Der Punkt-Autofokus ist Okisch, wie der Wiesner sagen würde. Auch hier habe ich aber viel Ausschuss, wenn ich Kind in Aktion fotografiere (cont. Autofokus). Die Serienbildgeschwindigkeit ist niedrig und aufgrund der langsamen Schreibgeschwindigkeit sowieso nicht zu empfehlen.

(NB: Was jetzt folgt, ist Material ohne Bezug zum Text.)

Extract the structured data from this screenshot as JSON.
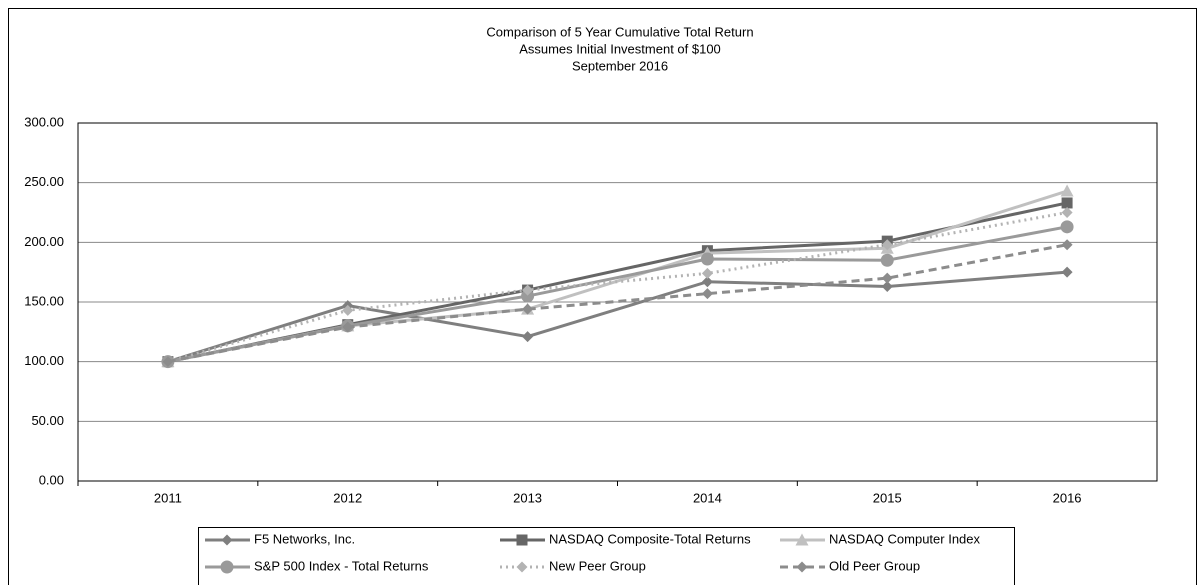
{
  "chart_data": {
    "type": "line",
    "title": "Comparison of 5 Year Cumulative Total Return",
    "subtitle": [
      "Assumes Initial Investment of $100",
      "September 2016"
    ],
    "categories": [
      "2011",
      "2012",
      "2013",
      "2014",
      "2015",
      "2016"
    ],
    "series": [
      {
        "name": "F5 Networks, Inc.",
        "color": "#7f7f7f",
        "marker": "diamond",
        "dash": "solid",
        "values": [
          100,
          147,
          121,
          167,
          163,
          175
        ]
      },
      {
        "name": "NASDAQ Composite-Total Returns",
        "color": "#666666",
        "marker": "square",
        "dash": "solid",
        "values": [
          100,
          131,
          160,
          193,
          201,
          233
        ]
      },
      {
        "name": "NASDAQ Computer Index",
        "color": "#c0c0c0",
        "marker": "triangle",
        "dash": "solid",
        "values": [
          100,
          130,
          144,
          191,
          195,
          243
        ]
      },
      {
        "name": "S&P 500 Index - Total Returns",
        "color": "#9a9a9a",
        "marker": "circle",
        "dash": "solid",
        "values": [
          100,
          130,
          155,
          186,
          185,
          213
        ]
      },
      {
        "name": "New Peer Group",
        "color": "#b3b3b3",
        "marker": "diamond",
        "dash": "dotted",
        "values": [
          100,
          143,
          160,
          174,
          198,
          225
        ]
      },
      {
        "name": "Old Peer Group",
        "color": "#8c8c8c",
        "marker": "diamond",
        "dash": "dashed",
        "values": [
          100,
          129,
          144,
          157,
          170,
          198
        ]
      }
    ],
    "ylim": [
      0,
      300
    ],
    "yticks": [
      {
        "value": 0,
        "label": "0.00"
      },
      {
        "value": 50,
        "label": "50.00"
      },
      {
        "value": 100,
        "label": "100.00"
      },
      {
        "value": 150,
        "label": "150.00"
      },
      {
        "value": 200,
        "label": "200.00"
      },
      {
        "value": 250,
        "label": "250.00"
      },
      {
        "value": 300,
        "label": "300.00"
      }
    ],
    "grid": true,
    "legend": "bottom"
  }
}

Autofokus Leica Q3 - Gesichtserkennung
Autofokus Leica Q3 – Gesichtserkennung funktioniert häufig nicht

Das Objektiv

Leica hat sich für ein 28 mm F1.7 Objektiv entschieden. Meiner Meinung nach wäre 2.0 besser gewesen. Dann wäre die Kamera deutlich kleiner und würde evtl. in die Jackentasche passen. Persönlich nutze ich es nie auf 1.7 und habe 2.0 fest voreingestellt. Die Fotos zeigen den (überraschend geringen) Unterschied vom Bokeh zwischen F1.7 und 2.8.

Bokeh Leica Q3 Objektiv bei F1.7Bokeh Leica Q3 Objektiv bei F2.8

Die Bildqualität ist dafür hervorragend. Offenblendig bereits scharf bis in die Ränder, ab 2.0 gibt es dann nichts mehr zu meckern. Auch die Vignette ist erstaunlich gering für so ein kleines Objektiv.

Flares sind nicht sonderlich gut kontrolliert, aber das gehört zu Leica dazu, wie ich gelernt habe.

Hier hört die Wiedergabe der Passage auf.